Пришлось работать и в ночную смену. В одиннадцатом часу ночи Андрейка шел по затемненным улицам поселка к заводу. Из домов выходили люди и тоже двигались к проходной. Дверь у нее была завешена тяжелым пологом из брезента.
Андрейка подходил к темному снаружи цеху, на крыше которого появился счетверенный зенитный пулемет и, предъявив еще раз пропуск, попадал внутрь.
Чтобы меньше хотелось спать, они с Володькой озоровали, с грохотом катая по конвейеру тяжелые мины. Женщины взвизгивали и ругались.
Не ругалась только тетя Глаша. Она просто на мгновение отрывала глаза от мин, на которых ставила клеймо, и взглядывала на ребят. Но даже в эти мгновения ее руки не останавливались. Левой она ловила на конвейере мину, правой стукала деревянным клеймом в плоский ящичек с черной мастикой и беззвучно прикладывала клеймо к мине. И ребята никак не могли определить, в чем была сила взгляда этих черных с желтыми белками глаз, обрамленных красноватыми припухшими веками.
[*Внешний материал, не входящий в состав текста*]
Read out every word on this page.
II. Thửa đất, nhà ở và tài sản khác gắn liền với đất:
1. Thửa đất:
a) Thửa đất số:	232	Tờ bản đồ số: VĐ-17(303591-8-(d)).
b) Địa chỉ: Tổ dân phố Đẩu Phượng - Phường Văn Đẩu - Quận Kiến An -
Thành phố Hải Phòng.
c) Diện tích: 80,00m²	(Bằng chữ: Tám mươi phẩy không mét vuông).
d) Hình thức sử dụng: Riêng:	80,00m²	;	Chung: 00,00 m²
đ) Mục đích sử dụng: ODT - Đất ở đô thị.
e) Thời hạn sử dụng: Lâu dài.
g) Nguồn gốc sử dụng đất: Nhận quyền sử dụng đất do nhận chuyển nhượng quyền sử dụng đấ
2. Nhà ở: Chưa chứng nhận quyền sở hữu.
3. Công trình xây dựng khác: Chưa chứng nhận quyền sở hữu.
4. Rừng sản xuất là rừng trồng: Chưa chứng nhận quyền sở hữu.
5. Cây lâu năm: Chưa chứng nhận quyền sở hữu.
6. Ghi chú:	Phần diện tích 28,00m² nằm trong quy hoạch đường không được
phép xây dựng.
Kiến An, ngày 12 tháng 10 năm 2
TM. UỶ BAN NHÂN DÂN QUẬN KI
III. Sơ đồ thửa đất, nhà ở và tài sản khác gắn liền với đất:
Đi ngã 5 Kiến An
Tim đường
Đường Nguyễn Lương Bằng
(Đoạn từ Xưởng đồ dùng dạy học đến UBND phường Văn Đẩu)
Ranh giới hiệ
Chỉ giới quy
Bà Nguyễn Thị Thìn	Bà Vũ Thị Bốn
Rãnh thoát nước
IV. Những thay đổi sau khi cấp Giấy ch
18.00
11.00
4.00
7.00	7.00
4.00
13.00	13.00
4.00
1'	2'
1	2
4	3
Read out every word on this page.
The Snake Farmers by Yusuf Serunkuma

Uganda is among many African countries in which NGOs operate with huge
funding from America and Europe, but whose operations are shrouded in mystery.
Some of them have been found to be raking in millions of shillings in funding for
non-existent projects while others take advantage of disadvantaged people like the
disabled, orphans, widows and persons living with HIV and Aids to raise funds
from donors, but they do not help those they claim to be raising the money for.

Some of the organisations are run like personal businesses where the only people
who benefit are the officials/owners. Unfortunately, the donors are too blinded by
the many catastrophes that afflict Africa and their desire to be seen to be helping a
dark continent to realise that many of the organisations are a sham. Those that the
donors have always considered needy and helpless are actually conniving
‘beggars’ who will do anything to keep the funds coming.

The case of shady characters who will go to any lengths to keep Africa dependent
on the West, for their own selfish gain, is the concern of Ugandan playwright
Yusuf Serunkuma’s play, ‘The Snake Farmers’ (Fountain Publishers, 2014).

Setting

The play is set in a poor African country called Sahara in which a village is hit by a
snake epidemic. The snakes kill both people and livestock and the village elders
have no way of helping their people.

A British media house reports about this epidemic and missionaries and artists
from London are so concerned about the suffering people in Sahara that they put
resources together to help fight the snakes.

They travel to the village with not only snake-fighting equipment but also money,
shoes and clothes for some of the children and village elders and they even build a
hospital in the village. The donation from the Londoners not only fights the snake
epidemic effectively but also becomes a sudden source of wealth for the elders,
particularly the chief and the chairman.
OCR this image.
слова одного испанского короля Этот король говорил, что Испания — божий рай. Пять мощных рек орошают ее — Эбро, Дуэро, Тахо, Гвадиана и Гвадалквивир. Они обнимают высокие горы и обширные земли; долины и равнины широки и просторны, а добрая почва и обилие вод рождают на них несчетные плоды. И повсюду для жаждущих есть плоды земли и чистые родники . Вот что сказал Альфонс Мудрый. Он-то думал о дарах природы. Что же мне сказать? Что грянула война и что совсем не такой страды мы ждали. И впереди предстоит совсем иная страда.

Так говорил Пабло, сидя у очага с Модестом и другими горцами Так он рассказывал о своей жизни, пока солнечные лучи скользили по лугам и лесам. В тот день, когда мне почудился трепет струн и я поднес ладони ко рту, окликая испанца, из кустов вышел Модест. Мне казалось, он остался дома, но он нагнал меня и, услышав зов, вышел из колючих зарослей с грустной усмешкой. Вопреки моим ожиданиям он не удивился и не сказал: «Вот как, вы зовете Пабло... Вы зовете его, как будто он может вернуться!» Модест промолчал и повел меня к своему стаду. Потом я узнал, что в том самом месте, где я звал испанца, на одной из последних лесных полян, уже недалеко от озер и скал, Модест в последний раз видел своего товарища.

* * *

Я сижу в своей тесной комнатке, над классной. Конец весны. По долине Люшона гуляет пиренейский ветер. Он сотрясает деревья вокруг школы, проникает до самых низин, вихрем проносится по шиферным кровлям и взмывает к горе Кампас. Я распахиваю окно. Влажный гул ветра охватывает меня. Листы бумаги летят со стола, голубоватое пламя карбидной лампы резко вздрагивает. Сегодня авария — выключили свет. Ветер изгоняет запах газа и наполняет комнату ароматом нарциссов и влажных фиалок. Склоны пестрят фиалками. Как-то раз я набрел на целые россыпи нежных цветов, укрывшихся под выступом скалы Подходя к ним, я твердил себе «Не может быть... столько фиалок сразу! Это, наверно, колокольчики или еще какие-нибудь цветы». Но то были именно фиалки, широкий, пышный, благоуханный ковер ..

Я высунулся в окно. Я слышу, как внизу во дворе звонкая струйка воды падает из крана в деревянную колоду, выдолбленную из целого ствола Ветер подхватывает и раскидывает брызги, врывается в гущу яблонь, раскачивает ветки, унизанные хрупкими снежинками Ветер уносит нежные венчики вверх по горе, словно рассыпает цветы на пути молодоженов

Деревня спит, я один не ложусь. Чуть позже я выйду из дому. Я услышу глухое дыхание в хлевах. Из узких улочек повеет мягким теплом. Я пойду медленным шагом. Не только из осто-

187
Просто начинали проворнее опускать мины в ящик.
Однажды ночью, перекрывая шум, в цех донесся резкий вой сирены. Спустя немного загрохотал пулемет на крыше и ударили зенитки.
«Вот если бомба упадет сюда — другое дело», — вспомнил Андрейка и боязливо покосился на потолок.
В цех вбежал запыхавшийся начальник и сказал:
— Мимо прошли. — Он зашагал вдоль конвейера. — Спокойно, товарищи, продолжайте работать!
Каждую ночь, просто хоть часы проверяй, ровно в двенадцать начинал выть истошный голос сирены. А немного спустя раздавался треск пулемета на крыше и рвали небо на части дальнобойные зенитки. И каждую ночь в цех прибегал начальник.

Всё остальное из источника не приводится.